14. Masa yang Berbeda

222 27 24
                                    

Liana membuka pintu sebuah kamar yang berwarna hitam. Saat pintu itu terbuka, Liana menemukan Galen yang menatap kearahnya dalam keadaan bertelanjang dada. Sepertinya kaos hitam polos yang sekarang ada di tangan Galen, baru saja akan ia pakai tapi kedahuluan Liana yang masuk kedalam kamarnya.

"Aku ganggu gak, Gal?"

"Enggak, kok. Kamu kesini sama siapa?" sambil berjalan menghampiri Liana, Galen berusaha memakai kaosnya.

"Sendirian."

Disaat mereka berdua sudah saling berhadapan, Galen tiba-tiba meraih kedua pipi Liana menggunakan tangan besarnya. Pria itu membawa wajah Liana mendekat kearahnya untuk ia berikan kecupan singkat tepat di bibir ranum Liana. "Kenapa dateng kesini sendirian, hem? Kamu bisa kabarin aku biar aku jemput," ujar Galen setelah mengecup bibir Liana sebanyak tiga kali.
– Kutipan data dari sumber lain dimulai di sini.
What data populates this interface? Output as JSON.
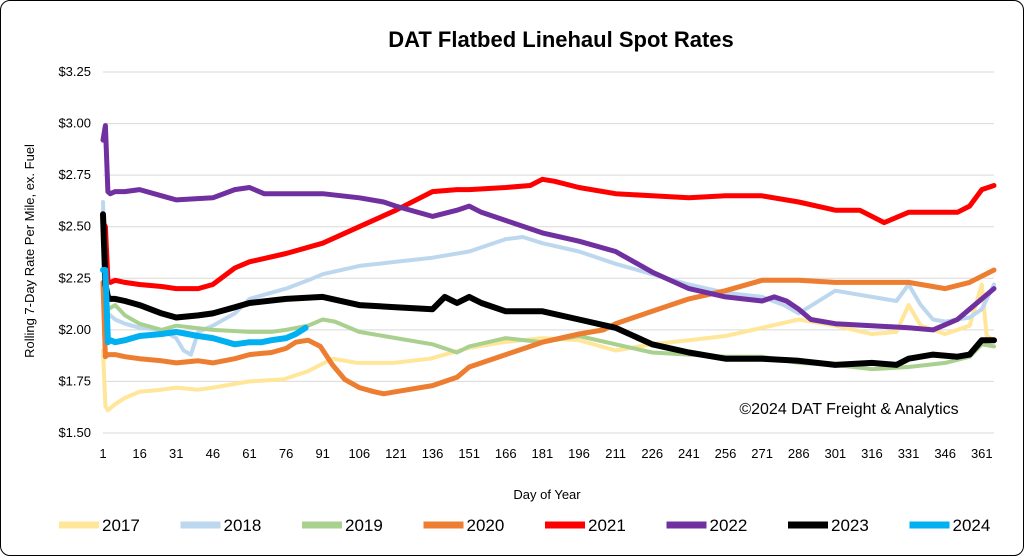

"Kamu gak suka, ya?" dua tangan Liana masih memegangi bagian pinggang kaos Galen sejak pria itu menciumnya.

"Iya, aku gak suka." Galen berterus terang. "Aku lebih tenang kalo kamu pergi kemana-mana gak sendirian, lebih tenang lagi kalo perginya sama aku." Galen meraih sebelah tangan Liana. Pria itu membawa Liana duduk di sofa depan tempat tidurnya.

"Gak lagi-lagi, deh."

"Harus, kalo enggak itu namanya kamu lagi cari masalah sama aku," telunjuk tangan Galen mencolek ujung hidung Liana. "Aku telfon mamah kamu dulu."

"Ada apa?"

Galen menghentikan pergerakan jarinya di layar ponselnya. Pria itu akhirnya kembali menatap Liana. "Mamah kamu tadi telfon aku. Dia tanyain kamu soalnya kamu belum pulang kerja juga. Kamu di telfon juga gak bisa. Aku telfon kamu juga ternyata sama aja. Tadi aku niatnya mau cari kamu, takutnya kamu di culik."

Liana memukul lengan Galen yang bicara sembarangan. "Enak aja, aku udah besar gini siapa yang mau culik aku?"
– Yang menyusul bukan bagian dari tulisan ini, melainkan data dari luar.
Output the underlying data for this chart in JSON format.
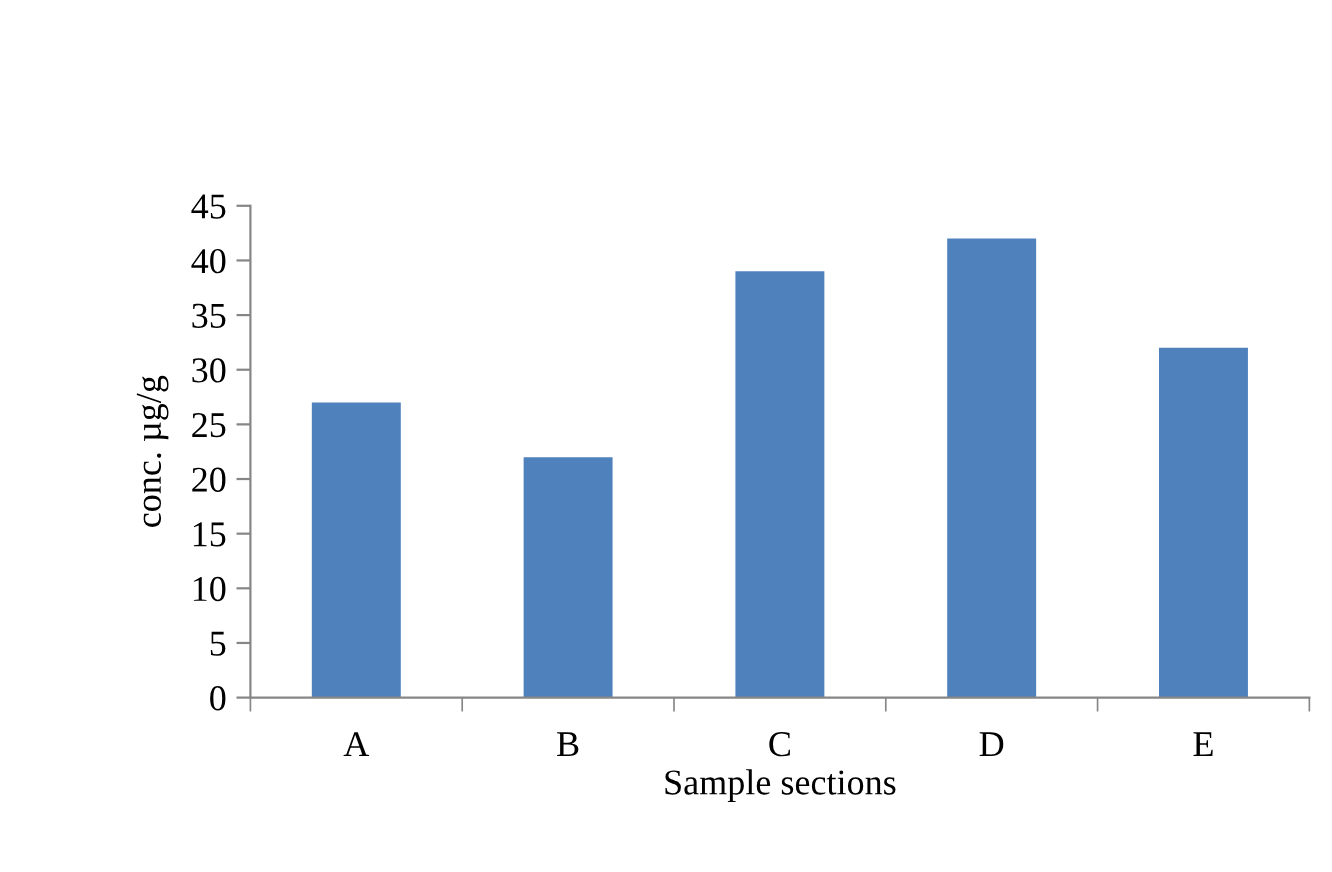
{
  "chart_data": {
    "type": "bar",
    "xlabel": "Sample sections",
    "ylabel": "conc. µg/g",
    "categories": [
      "A",
      "B",
      "C",
      "D",
      "E"
    ],
    "values": [
      27,
      22,
      39,
      42,
      32
    ],
    "color": "#4f81bd",
    "ylim": [
      0,
      45
    ],
    "yticks": [
      0,
      5,
      10,
      15,
      20,
      25,
      30,
      35,
      40,
      45
    ],
    "grid": false
  }
}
"Jangan salah, sayang. Perempuan seumuran kamu itu malah jadi santapan empuk apalagi buat penjahat seksual."

Tiba-tiba Liana menjauhkan diri dari Galen, membuat Galen bingung. "Kenapa, nih?"

"Kamu termasuk gak, Gal?"

Tidak main-main, Galen langsung mengikis jarak diatara mereka. Sekarang hidung mancung mereka sudah saling bersentuhan. Liana bahkan bisa merasakan hembusan nafas Galen yang menerpa wajahnya. "Kalo aku setega itu, aku udah lakuin itu ke kamu dari dulu," lirih Galen, lalu mengecup hidung Liana yang membuat Liana mengedipkan matanya beberapa kali.
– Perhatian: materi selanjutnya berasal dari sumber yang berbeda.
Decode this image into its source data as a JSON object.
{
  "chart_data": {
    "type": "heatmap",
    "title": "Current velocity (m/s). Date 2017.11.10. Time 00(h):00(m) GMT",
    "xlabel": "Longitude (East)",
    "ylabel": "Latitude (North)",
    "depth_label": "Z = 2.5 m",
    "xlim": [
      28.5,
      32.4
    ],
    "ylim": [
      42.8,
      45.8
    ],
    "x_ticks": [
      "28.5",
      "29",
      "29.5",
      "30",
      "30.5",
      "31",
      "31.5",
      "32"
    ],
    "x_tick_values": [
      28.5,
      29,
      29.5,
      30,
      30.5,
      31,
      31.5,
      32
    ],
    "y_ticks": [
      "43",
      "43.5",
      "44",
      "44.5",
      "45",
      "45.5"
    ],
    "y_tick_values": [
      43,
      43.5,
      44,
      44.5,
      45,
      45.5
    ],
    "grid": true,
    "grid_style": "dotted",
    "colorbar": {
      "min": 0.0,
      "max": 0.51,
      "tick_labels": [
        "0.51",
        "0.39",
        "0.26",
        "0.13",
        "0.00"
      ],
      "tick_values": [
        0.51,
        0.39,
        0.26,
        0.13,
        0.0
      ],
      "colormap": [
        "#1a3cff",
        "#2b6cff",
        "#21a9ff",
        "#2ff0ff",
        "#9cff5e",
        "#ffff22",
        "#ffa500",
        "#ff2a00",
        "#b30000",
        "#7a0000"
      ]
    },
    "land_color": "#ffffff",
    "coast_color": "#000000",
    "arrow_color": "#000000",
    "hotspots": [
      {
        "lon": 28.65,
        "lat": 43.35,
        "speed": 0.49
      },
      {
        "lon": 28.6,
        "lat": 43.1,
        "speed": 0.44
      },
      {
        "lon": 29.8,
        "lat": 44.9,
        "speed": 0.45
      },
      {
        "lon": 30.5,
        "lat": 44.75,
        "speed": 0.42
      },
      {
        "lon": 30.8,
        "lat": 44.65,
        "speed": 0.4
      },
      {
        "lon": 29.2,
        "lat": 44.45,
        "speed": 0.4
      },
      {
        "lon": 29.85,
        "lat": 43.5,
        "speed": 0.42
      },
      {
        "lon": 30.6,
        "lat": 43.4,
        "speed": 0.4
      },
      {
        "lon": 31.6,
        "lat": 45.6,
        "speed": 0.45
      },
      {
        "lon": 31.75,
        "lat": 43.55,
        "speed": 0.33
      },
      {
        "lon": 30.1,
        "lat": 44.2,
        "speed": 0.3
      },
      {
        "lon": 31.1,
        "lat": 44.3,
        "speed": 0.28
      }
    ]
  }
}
"Galen!" Liana memukul dada Galen yang membuat pria itu tersenyum.

"Kenapa kamu susah di hubungi, hem? Aku, dan mamah kamu sampai khawatir."

Liana tidak menurunkan tangannya dari dada Galen, perempuan itu masih setia menyentuhnya yang sesekali ia pukul kecil. "Aku lupa cek ponsel, dan kayanya ponsel aku mati."

"Mau aku beliin ponsel lagi gak, biar punya cadangan? Jadi hal kaya gini gak ke ulang lagi."

"Apaan sih, Gal? Gak usah lah."

Dan Galen hanya tersenyum.

Setelah menjauhkan diri dari Liana, Galen segera menelfon mamahnya Liana. Dua orang itu terlibat beberapa percakapan yang hanya di dengar saja oleh Liana. Mamahnya saja sampai tidak meminta untuk bicara kepadanya karena asik berbicara dengan Galen. Hal ini membuat Liana bosan, jadi perempuan itu memilih untuk menyalakan televisi.

"Sayang, lagi ada masalah?"

Lamunan Liana buyar seketika setelah Galen bertanya. Perempuan itu kelabakan menatap Galen yang entah sejak kapan menatapnya dalam dari jarak dekat dengan posisi dagunya ia sangga menggunakan tangannya yang bertumpu pada sandaran sofa.